New Verily Life Sciences CEO to Cut 15% of Staff, Shake Up C-Suite

Courtesy Sundry Photography/Getty Images

Courtesy Sundry Photography/Getty Images

Verily Life Sciences, a unit of Alphabet Inc. formerly known as Google Life Sciences, plans to undergo a restructuring that includes cutting about 15% of its workforce and shaking up its C-Suite.

Courtesy Sundry Photography/Getty Images

Verily Life Sciences, a unit of Alphabet Inc. formerly known as Google Life Sciences, plans to undergo a restructuring that includes cutting about 15% of its workforce, the company announced Wednesday.

Stephen Gillett was appointed CEO of Verily on Jan. 3rd. In an email that opened with, “Dear Veeps,” he informed his staff of the restructuring plans and said Verily will drop multiple early-stage products including Verily Value Suite, a medical software program, the WSJ reported. The total job cuts will amount to more than 200 positions.

The restructuring will also include major changes to Verily’s C-Suite.

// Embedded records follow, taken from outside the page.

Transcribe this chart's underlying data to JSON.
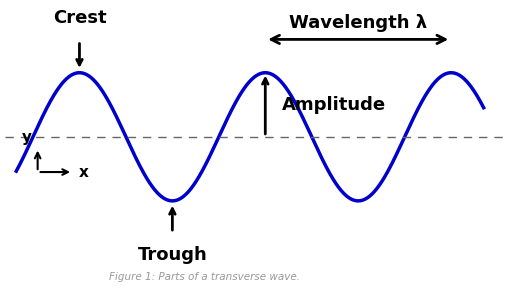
{
  "background_color": "#ffffff",
  "wave_color": "#0000cc",
  "wave_linewidth": 2.5,
  "amplitude": 1.0,
  "wavelength": 2.0,
  "x_start": -0.18,
  "x_end": 4.85,
  "num_points": 1000,
  "fig_caption": "Figure 1: Parts of a transverse wave.",
  "caption_color": "#999999",
  "caption_fontsize": 7.5,
  "label_fontsize": 13,
  "axis_label_fontsize": 11,
  "dashed_line_color": "#666666",
  "crest_label": "Crest",
  "trough_label": "Trough",
  "amplitude_label": "Amplitude",
  "wavelength_label": "Wavelength λ",
  "x_axis_label": "x",
  "y_axis_label": "y",
  "xlim_min": -0.3,
  "xlim_max": 5.1,
  "ylim_min": -2.0,
  "ylim_max": 2.0,
  "equilibrium_y": 0.0,
  "crest1_x": 0.5,
  "trough1_x": 1.5,
  "crest2_x": 2.5,
  "trough2_x": 3.5,
  "crest3_x": 4.5
}
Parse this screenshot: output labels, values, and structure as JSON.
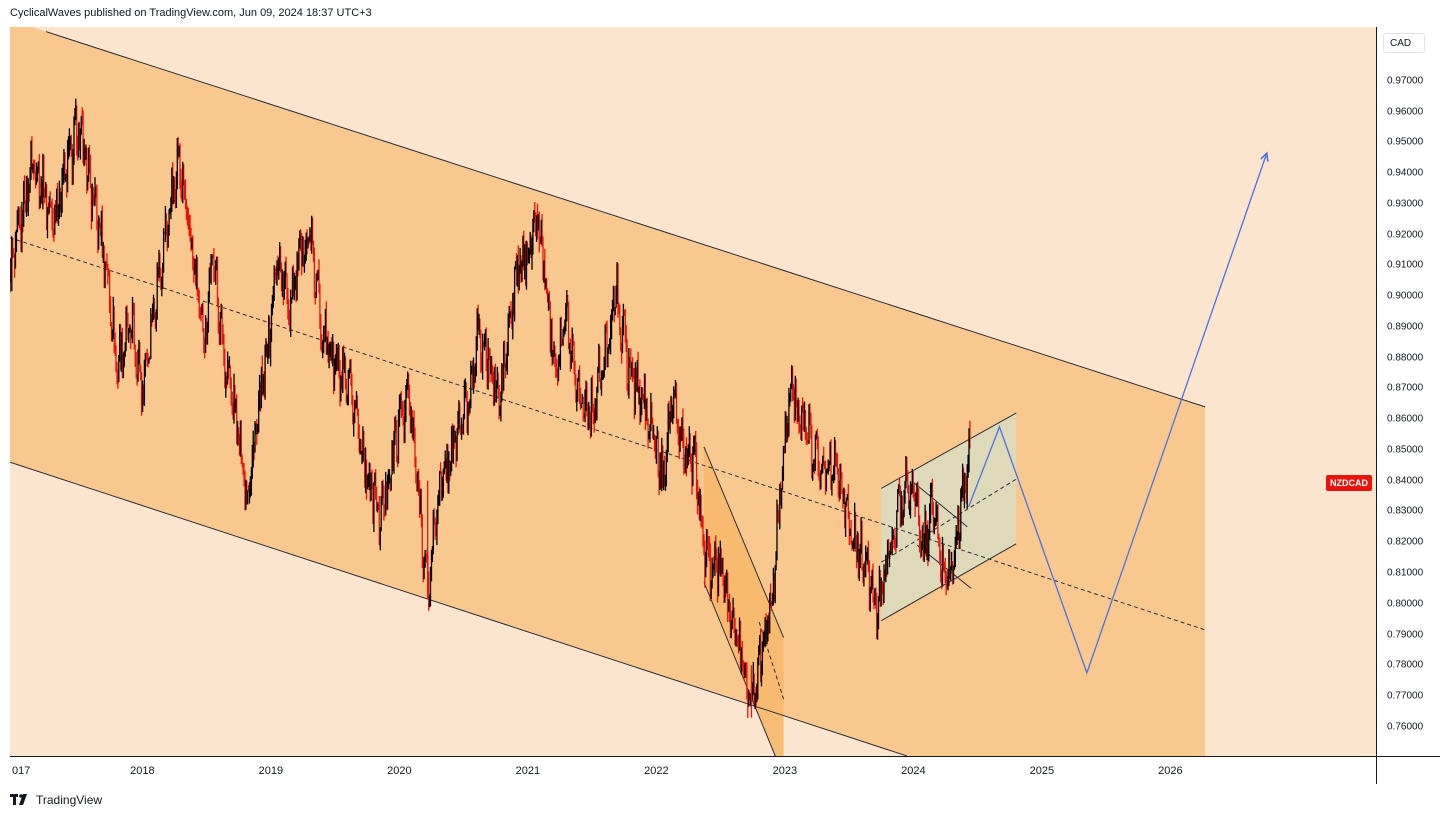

Gillett promoted Amy Abernethy, former FDA principal deputy commissioner and president of Verily’s clinical research platforms, to chief medical officer and president of product development, according to STAT.

Both Jessica Mega, co-founder and former chief medical officer, and Vivian S. Lee, president of health platforms, have already left the company.

In the same email, Gillett said Verily will “move from multiple lines of business to one centralized product organization with increasingly connected healthcare solutions.”

Verily will likely continue its plan to shift its focus to developing products for clinical trials, an initiative the company has been working toward since it closed a $700 million financing round in 2020.

As BioSpace previously reported, the financing was part of an Alphabet initiative to invest in its “Other Bets,” a term used to describe all Alphabet-owned companies other than Google.

Verily isn’t the only one of the “Other Bets” that has seen a rocky start to 2023.

Robotics software company Intrinsic also announced Wednesday it plans to cut 40 employees as part of a larger restructuring initiative.

While this may seem to point toward trouble at Google, it is likely a symptom of an economic downturn in the tech industry as a whole.

This wave of layoffs may not slow anytime soon. Roger Lee, the creator of Layoffs.fyi, said the cuts are likely due to the Federal Reserve’s decision to hike interest rates, calling the correlation “obvious.”

He has been tracking tech layoffs since the rise of the COVID-19 pandemic in 2020, and he predicted more large tech companies will announce their own rounds of layoffs over the course of 2023.